Re: [PATCH] clk: add new Kconfig to control default behavior of disabling unused clocks
From: Hans de Goede <hansg@kernel.org>
Date: 2026-03-17 11:53:15
Also in:
linux-clk, lkml
Hi Maxime, On 17-Mar-26 08:30, Maxime Ripard wrote:
Hi, On Mon, Mar 16, 2026 at 06:33:45PM -0400, Brian Masney wrote:quoted
At the 2023 Linux Plumbers Conference in Richmond VA, there was a discussion about how large number of systems need to boot with clk_ignore_unused. Per the discussions at the conference, the existing behavior in the clk core is broken, and there is a desire to completely remove this functionality.Broken how? clk_ignore_unused is to a point where it's seriously cargo-culted and documented as a silver bullet, when in reality it's just a debug tool for broken drivers, and the driver must be fixed. But nobody is actually fixing it. See https://fedoraproject.org/wiki/Changes/Automatic_DTB_selection_for_aarch64_EFI_systems#How_To_Test for example. The affected clock could be marked as CLK_IS_CRITICAL, and fedora wouldn't have to package anything, change anything, etc. But no, the problem is clk_ignore_unused.

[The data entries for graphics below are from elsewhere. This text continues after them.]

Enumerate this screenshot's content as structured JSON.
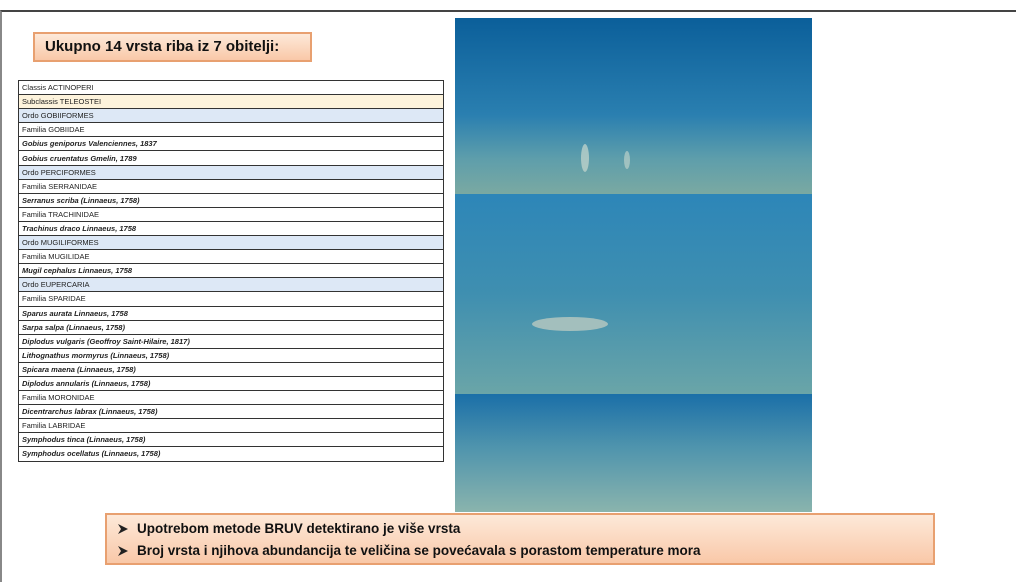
{
  "header": {
    "title": "Ukupno 14 vrsta riba iz 7 obitelji:"
  },
  "table": {
    "rows": [
      "Classis ACTINOPERI",
      "Subclassis TELEOSTEI",
      "Ordo GOBIIFORMES",
      "Familia GOBIIDAE",
      "Gobius geniporus Valenciennes, 1837",
      "Gobius cruentatus Gmelin, 1789",
      "Ordo PERCIFORMES",
      "Familia SERRANIDAE",
      "Serranus scriba (Linnaeus, 1758)",
      "Familia TRACHINIDAE",
      "Trachinus draco Linnaeus, 1758",
      "Ordo MUGILIFORMES",
      "Familia MUGILIDAE",
      "Mugil cephalus Linnaeus, 1758",
      "Ordo EUPERCARIA",
      "Familia SPARIDAE",
      "Sparus aurata Linnaeus, 1758",
      "Sarpa salpa (Linnaeus, 1758)",
      "Diplodus vulgaris (Geoffroy Saint-Hilaire, 1817)",
      "Lithognathus mormyrus (Linnaeus, 1758)",
      "Spicara maena (Linnaeus, 1758)",
      "Diplodus annularis (Linnaeus, 1758)",
      "Familia MORONIDAE",
      "Dicentrarchus labrax (Linnaeus, 1758)",
      "Familia LABRIDAE",
      "Symphodus tinca (Linnaeus, 1758)",
      "Symphodus ocellatus (Linnaeus, 1758)"
    ]
  },
  "bullets": [
    "Upotrebom metode BRUV detektirano je više vrsta",
    "Broj vrsta i njihova abundancija te veličina se povećavala s porastom temperature mora"
  ]
}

Both things can be true at the same time. Yes there are ways to work around issues causes by clk_ignore_unused and those ways should be used more often. And in example of the X1E laptops I do indeed want to try and figure out which clocks must not be turned off and try to see if it will be accepted to mark these as CLK_IS_CRITICAL. But at the same time the fundamental concept of turning off all unused clocks as soon as all *builtin* drivers are done probing is a broken concept when working with generic distro kernels where many drivers are modules. To me it looks like this was very much made with embedded systems with device specific kernels where all drivers for the used SoC are builtin. The problem basically is, that if we want something like disabling unused clocks at all (1), it should happen when all drivers including those build as module have had a chance to run. ATM the clocks simply get turned off too soon. Also see Stephen Boyd's LPC talk about this: "Make sync_state()/handoff work for the common clk framework" https://lpc.events/event/17/contributions/1432/ When the clk framework maintainer themselves are arguing for replacing the way unused clks are disabled atm with something better then to me that is a clear sign that there is something wrong with the current mechanism. Arguably it would be better to tie this into the deferred_probe_timeout mechanism with some way for subsystems to register callbacks for when the deferred_probe_timeout triggers. This way there will at least be some attempt by the kernel to delay it until all probing is done. Even though we do really have a problem here I'm not convinced that this patch, which allows disabling the entire mechanism by default, is a good idea though. There will likely be issues with systems consuming more power then they should, especially when suspended when unused clocks are not disabled. So allowing to change the default behavior will just swap one set of problems for another. Regards, Hans 1) One can also argue that the need to do this at all is broken in itself. If all clks have a consumer driver they will get turned off anyways; and if they lack a consumer driver then maybe they should have never turned on by the bootloader in the first place. I would expect any hw critical enough for the bootloader to also have an actual Linux driver.